By Cassidy Pate | Reporter
What is country music? After 244 million Google search results, one thing is for sure – it is not what it used to be.
Following the Country Music Association (CMA) Awards last week, my father Jerry Pate reached out to me and said it would be hard to depict what category country music falls under nowadays.
“A lot of what we heard last night on the CMA’s would be hard pressed to be called country,” he said.
Beginning in the ’20s in the southern United States, country music has grown to be a staple in American culture. However, there are many debates on whether today’s country music can be placed in the same genre as its predecessors.
Country music has been defined as a mixture of ballads and dance tunes played on the fiddle, guitar, steel guitar, drums and keyboard. Based off of that description, the future of country music seems unwavering, but when you take the auto-tuned vocal aspect and add it to rap and techno accompaniment, the guitar can only take the genre so far.

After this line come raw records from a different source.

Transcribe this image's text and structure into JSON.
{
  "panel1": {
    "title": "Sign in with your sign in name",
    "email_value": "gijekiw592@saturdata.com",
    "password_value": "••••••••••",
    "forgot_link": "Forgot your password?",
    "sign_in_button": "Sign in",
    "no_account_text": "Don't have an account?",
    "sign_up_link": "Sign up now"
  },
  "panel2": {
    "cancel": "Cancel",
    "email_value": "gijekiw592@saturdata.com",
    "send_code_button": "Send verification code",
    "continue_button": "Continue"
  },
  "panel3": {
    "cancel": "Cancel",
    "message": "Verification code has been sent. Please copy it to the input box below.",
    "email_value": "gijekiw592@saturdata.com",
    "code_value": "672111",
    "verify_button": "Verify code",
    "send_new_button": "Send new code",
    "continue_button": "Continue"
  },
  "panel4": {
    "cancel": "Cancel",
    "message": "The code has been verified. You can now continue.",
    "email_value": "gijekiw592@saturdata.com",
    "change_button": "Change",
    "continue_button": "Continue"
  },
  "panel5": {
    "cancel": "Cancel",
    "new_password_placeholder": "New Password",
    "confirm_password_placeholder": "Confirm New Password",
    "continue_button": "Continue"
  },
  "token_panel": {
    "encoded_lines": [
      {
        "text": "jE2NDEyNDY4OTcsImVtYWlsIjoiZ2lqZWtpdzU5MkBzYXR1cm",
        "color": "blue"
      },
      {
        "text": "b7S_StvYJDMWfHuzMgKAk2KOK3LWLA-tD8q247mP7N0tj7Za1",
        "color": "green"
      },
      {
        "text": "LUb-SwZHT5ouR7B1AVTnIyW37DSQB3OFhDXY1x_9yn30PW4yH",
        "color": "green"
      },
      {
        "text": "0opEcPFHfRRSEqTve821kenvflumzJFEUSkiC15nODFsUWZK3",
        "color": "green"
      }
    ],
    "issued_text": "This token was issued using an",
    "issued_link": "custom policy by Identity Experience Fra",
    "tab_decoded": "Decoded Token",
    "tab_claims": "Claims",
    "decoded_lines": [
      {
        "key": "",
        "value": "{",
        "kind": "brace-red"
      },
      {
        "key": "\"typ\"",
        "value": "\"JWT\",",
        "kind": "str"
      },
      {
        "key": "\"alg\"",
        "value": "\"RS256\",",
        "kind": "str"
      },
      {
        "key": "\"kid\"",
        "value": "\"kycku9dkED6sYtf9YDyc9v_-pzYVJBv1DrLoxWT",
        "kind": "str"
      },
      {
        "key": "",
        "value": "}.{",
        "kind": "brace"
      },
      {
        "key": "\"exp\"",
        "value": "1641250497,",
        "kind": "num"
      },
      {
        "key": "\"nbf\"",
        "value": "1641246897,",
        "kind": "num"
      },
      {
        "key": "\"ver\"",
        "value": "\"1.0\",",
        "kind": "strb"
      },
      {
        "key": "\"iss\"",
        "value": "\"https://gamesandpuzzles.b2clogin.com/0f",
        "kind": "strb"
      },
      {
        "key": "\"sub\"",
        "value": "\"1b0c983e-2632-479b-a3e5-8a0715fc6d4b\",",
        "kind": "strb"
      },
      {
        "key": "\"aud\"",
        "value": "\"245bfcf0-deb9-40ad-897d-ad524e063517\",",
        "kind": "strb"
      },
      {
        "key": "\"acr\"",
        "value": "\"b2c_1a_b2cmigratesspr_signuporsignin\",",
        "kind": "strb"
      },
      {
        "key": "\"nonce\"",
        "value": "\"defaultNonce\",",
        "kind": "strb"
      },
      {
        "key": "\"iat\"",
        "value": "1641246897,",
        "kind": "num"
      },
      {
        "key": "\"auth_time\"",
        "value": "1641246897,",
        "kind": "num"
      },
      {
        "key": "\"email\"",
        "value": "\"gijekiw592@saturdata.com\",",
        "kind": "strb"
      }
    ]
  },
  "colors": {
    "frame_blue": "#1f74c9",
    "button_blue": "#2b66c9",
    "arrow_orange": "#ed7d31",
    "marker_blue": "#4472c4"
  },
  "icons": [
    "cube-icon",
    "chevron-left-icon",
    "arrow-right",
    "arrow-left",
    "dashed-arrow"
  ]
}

The term “country music” can no longer encompass everything it once did. Instead, country has been faceted into three subgroups: country western, country rock and country pop.
Country western would be the Johnny Cash, Garth Brooks and early Tim McGraw eras. Country rock would be Kid Rock. Nowadays, country pop is becoming what we call country with Shania Twain, Taylor Swift and Carrie Underwood influences.

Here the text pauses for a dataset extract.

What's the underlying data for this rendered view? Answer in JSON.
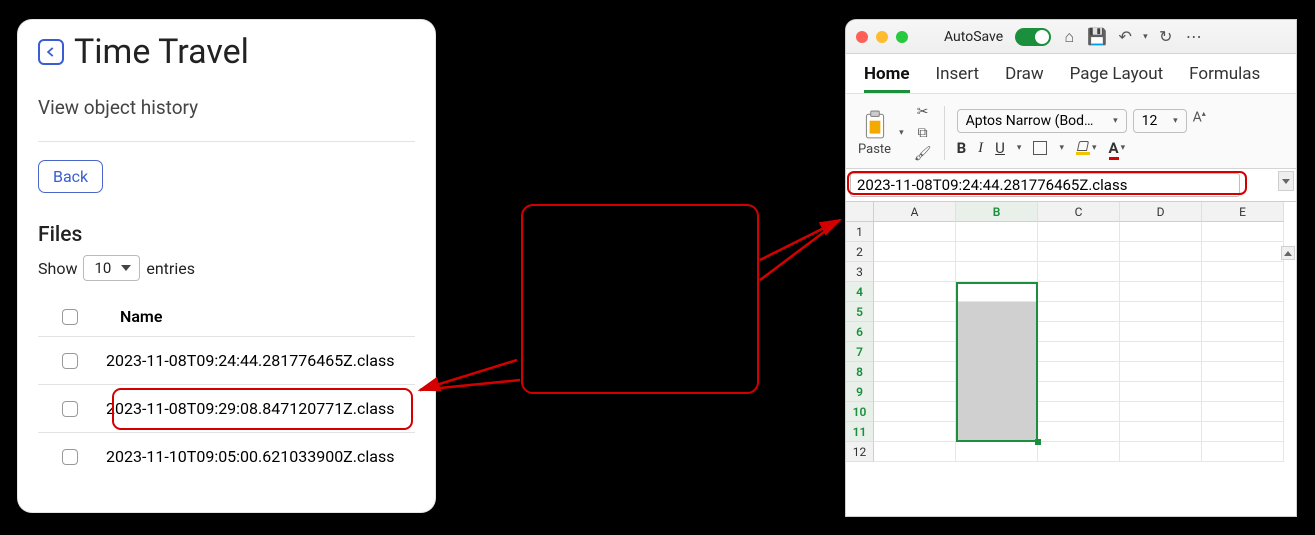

I am not a country music hater, nor do I intend to boycott it, but it would be cowardly to relate today’s country music to that of the past.
I am also not pinning the blame on anyone in particular. This issue can only be supported by the changing times of the world around us.
As music listeners in today’s world, we need catchy music that gives us a reason to smile.
Let’s face it – Willie Nelson’s “On the Road Again” is a song most of us sing before a weekend road trip, rather than being the first option on our Spotify playlist. “Jolene,” originally sung by Dolly Parton, is popular because of Miley Cyrus’ rendition on YouTube. The phrase “write this down” is something we say when we need to remember something in class and not one of George Strait’s No. 1 singles.
Yes, these songs may resonate with country music enthusiasts, but as popular culture changes, we are forced to abandon our former perspective of country music and expand it. If we do not do this, then country music will not be sustainable among the numerous genres appearing.